Figure 1: (a) Workflow for assessment of appropriate MM and (b) example ant-post fluoroscopy liver dome position




Results

From September 2017 to September 2021, 145 patients underwent MM assessment. Of these, 67.6% were suitable for EBH, 20.0% for AC, 6.9% for gating and 5.5% FB. 88/100 patients assessed with fluoroscopy for liver dome consistency in EBH could achieve repeat EBH with <4mm variation. Reduction in liver motion with AC compared with FB was highly variable (mean 3.5 mm, range -0.3-16 mm). Treatment time was available for 613 fractions (Figure 2) and was largest for EBH (40 ± 14 min) and gated treatments (46 ± 19 min), compared with AC (32 ± 11 min, p<0.001) and FB (27 ± 12 min, p<0.001).

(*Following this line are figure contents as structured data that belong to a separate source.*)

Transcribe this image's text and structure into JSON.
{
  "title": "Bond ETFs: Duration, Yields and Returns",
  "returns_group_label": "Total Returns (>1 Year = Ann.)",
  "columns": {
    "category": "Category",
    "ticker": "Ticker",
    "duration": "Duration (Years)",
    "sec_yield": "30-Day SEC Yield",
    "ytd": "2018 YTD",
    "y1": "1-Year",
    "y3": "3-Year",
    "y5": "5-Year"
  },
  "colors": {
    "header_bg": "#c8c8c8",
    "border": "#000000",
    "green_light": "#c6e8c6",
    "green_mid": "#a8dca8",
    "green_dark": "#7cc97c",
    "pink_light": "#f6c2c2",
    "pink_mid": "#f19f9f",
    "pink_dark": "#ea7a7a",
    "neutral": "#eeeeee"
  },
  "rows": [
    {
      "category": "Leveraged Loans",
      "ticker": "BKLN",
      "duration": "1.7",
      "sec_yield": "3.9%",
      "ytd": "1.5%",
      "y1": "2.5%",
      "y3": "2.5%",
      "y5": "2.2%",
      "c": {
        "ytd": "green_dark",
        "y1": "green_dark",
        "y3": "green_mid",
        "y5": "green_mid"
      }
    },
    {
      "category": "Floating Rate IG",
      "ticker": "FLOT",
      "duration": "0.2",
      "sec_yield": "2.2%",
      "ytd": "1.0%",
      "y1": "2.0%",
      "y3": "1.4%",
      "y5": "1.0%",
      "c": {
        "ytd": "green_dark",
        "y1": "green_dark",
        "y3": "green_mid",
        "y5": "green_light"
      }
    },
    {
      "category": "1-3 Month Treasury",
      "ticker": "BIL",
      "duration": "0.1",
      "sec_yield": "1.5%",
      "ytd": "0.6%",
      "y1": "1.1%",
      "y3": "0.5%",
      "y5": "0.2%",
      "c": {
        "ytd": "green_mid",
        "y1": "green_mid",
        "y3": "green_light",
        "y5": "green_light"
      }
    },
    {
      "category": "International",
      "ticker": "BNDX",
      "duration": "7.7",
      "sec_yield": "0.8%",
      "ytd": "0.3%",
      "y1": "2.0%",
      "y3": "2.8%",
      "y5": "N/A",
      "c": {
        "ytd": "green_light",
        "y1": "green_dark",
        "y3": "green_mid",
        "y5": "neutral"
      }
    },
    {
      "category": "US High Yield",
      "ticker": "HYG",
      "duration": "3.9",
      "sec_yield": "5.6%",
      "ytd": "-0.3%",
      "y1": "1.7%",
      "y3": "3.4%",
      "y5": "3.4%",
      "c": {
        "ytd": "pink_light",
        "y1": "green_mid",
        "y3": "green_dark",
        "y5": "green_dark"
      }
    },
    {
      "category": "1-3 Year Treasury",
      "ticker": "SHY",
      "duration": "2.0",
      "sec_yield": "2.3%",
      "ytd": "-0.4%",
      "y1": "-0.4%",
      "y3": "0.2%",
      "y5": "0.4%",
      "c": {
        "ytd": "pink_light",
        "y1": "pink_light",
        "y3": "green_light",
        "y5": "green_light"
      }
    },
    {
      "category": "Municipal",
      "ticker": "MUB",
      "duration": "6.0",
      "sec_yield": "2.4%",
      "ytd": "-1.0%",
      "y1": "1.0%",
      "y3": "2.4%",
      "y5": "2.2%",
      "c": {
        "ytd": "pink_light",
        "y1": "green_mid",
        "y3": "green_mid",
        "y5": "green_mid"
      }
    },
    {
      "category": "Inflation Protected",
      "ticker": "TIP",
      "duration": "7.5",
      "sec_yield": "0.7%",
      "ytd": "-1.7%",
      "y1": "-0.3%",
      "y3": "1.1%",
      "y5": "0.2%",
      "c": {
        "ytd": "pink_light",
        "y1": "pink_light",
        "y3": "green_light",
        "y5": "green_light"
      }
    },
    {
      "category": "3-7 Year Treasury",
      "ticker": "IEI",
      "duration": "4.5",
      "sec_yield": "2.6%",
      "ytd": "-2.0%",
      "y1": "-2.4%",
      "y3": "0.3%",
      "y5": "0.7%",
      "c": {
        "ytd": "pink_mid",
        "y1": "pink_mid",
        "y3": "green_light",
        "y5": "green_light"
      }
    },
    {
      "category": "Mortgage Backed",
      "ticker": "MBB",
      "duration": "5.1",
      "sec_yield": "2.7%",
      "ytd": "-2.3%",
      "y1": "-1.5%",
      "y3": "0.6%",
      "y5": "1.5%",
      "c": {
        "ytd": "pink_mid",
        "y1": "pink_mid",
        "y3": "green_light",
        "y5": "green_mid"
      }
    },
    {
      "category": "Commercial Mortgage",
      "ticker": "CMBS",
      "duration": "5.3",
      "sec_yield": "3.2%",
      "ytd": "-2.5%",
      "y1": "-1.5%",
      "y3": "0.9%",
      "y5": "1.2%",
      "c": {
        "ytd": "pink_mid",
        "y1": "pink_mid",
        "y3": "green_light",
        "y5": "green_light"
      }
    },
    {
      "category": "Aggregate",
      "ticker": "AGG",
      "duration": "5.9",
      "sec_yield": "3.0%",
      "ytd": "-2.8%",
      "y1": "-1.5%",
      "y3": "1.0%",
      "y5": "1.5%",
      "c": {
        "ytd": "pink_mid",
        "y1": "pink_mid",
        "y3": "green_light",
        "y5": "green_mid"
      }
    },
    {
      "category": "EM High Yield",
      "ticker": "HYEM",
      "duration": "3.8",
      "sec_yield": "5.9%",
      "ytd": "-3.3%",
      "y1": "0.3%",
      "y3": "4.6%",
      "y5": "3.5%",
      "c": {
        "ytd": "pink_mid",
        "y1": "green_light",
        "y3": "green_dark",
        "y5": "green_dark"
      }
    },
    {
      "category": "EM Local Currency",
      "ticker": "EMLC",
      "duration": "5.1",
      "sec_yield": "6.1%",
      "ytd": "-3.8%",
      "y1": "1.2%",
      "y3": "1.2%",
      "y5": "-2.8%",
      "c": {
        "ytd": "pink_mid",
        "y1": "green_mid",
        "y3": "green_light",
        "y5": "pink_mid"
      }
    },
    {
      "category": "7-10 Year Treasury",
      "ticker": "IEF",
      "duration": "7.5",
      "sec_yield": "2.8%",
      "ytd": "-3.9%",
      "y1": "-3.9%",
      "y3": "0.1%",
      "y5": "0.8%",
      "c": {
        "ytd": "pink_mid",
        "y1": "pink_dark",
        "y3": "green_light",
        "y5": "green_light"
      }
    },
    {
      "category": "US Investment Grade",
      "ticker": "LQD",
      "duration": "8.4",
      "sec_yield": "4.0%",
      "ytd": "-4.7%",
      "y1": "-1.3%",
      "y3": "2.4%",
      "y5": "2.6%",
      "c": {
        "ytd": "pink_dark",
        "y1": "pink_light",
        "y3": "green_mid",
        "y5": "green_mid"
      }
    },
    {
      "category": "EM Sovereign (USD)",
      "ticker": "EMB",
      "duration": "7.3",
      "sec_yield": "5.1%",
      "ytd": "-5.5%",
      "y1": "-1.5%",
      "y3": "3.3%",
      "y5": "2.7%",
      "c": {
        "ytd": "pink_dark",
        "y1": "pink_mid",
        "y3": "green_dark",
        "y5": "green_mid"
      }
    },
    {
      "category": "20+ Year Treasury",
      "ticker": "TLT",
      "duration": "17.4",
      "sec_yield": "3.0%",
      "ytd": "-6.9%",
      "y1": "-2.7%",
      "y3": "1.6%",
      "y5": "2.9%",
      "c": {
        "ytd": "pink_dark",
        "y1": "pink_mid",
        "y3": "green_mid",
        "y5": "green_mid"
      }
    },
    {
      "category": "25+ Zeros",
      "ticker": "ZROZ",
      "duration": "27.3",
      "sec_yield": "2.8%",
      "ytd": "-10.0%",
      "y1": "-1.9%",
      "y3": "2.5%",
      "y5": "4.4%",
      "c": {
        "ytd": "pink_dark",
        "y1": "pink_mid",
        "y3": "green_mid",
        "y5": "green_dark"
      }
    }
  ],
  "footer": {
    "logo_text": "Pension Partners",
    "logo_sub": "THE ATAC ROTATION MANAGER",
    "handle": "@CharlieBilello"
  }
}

Treatment time was independent of fraction size. Four patients originally assessed as suitable for EBH could not achieve reproducible EBH at treatment and were treated in FB (3) or with AC (1). Arc treatments were quicker than static gantry treatments (35 ± 14 min vs 43 ± 15 min, p = <0.001). Average treatment time was increased by 7 mins with each CBCT acquired.


Figure 2: Treatment time per fraction as a function of motion management approach

Conclusion

MM in liver SBRT must be assessed per-patient to determine the most appropriate technique for that patient. Extended treatment times must be taken into account when deciding on optimal MM strategy. Methods to reduce intra-fraction volumetric imaging, such as real-time imaging or tracking, may be beneficial to reduce treatment time.